Ultrastructural and functional characteristics of blast injury-induced neurotrauma.

Abstract

The present study investigates whether whole-body or local (chest) exposure to blast overpressure can induce ultrastructural, biochemical, and cognitive impairments in the brain. Male Wistar rats were trained for an active avoidance task for 6 days. On day 6, rats that had acquired the avoidance response were subjected to whole-body blast injury (WBBI), generated by large-scale shock tube (n = 40); or local (chest) blast injury (LBI), induced by blast overpressure focused on the right middle thoracic region and generated by small-scale shock tube (n = 40) while the heads of animals were protected. At the completion of cognitive testing, rats were killed at 3 hours, 24 hours, and 5 days after injury. Ultrastructural changes in the hippocampus were analyzed electron microscopically. Parameters of oxidative stress (malondialdehyde and superoxide anion generation) and antioxidant enzyme defense (superoxide dismutase and glutathione peroxidase activity) were measured in the hippocampus to assess biochemical changes in the brain after blast.
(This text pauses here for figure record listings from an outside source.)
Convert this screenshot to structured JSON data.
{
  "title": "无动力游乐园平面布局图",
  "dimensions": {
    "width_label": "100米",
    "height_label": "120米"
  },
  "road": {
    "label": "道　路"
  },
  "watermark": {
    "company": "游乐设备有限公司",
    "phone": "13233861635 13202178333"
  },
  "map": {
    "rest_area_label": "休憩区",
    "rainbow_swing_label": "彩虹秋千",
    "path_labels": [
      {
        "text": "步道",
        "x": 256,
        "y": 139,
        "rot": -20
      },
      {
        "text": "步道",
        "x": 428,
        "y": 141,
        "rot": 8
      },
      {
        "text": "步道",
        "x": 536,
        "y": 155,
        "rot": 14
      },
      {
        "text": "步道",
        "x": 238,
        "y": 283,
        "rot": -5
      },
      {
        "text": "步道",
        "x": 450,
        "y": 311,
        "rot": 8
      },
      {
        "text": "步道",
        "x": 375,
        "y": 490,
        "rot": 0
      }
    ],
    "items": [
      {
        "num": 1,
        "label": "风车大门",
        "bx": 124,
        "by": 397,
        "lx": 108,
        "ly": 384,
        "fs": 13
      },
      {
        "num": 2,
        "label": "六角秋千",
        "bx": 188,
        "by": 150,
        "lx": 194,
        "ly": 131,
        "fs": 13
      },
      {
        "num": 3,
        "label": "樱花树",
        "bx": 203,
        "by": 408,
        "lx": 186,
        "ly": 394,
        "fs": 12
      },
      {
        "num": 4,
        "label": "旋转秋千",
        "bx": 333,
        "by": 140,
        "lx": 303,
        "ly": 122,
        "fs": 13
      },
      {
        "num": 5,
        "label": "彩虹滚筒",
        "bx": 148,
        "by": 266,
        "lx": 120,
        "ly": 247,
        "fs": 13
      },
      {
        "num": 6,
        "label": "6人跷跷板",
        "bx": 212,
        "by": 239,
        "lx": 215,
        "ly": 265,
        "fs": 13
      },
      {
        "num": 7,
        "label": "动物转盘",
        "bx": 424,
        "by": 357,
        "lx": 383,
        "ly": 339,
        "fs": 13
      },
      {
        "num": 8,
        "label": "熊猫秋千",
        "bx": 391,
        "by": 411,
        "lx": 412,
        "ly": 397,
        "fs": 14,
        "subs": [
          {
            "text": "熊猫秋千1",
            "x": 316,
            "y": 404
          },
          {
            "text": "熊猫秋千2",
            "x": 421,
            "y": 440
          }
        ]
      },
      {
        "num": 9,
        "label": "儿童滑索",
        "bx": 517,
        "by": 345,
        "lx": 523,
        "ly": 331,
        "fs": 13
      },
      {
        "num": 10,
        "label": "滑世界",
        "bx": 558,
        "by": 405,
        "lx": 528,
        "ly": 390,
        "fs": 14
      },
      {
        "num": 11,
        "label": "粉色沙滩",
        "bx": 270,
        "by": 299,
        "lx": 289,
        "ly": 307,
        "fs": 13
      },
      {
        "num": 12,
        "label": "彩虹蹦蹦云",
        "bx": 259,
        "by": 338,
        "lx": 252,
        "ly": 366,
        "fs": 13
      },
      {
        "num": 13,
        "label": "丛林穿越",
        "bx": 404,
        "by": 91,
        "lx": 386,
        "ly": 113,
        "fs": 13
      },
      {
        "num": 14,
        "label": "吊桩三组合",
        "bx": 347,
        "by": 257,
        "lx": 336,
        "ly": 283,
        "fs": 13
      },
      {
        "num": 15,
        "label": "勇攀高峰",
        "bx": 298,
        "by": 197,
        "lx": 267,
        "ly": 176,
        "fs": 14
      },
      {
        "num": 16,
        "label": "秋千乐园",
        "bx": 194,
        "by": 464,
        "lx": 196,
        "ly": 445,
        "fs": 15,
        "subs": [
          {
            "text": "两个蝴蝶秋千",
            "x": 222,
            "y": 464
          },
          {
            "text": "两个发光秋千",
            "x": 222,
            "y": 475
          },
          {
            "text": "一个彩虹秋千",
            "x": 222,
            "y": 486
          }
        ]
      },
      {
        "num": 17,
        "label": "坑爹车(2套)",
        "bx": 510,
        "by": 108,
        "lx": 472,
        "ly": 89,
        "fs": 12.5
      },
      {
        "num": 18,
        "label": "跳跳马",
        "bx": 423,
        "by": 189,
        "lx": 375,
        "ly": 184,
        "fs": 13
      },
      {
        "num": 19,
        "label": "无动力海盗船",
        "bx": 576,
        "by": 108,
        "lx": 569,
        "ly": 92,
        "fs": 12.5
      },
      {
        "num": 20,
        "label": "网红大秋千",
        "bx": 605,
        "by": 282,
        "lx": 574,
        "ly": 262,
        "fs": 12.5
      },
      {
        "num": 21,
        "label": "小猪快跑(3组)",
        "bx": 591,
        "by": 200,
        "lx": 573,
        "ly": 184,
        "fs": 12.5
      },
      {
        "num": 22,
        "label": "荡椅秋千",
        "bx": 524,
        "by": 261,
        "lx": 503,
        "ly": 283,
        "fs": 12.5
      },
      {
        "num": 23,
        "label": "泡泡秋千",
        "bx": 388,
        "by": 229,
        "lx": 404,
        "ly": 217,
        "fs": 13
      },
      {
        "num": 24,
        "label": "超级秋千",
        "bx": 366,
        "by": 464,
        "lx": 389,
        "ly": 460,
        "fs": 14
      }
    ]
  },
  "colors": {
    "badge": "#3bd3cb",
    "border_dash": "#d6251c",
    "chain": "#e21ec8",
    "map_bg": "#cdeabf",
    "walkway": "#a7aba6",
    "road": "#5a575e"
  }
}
Ultrastructural findings in animals subjected to WBBI or LBI demonstrated swellings of neurons, glial reaction, and myelin debris in the hippocampus. All rats revealed significant deficits in performance of the active avoidance task 3 hours after injury, but deficits persisted up to day 5 after injury only in rats subjected to WBBI. Oxidative stress development and altered antioxidant enzyme defense was observed in animals in both groups. Cognitive impairment and biochemical changes in the hippocampus were significantly correlated with blast injury severity in both WBBI and LBI groups. These results confirm that exposure to blast overpressure induces ultrastructural and biochemical impairments in the brain hippocampus, with associated development of cognitive deficits.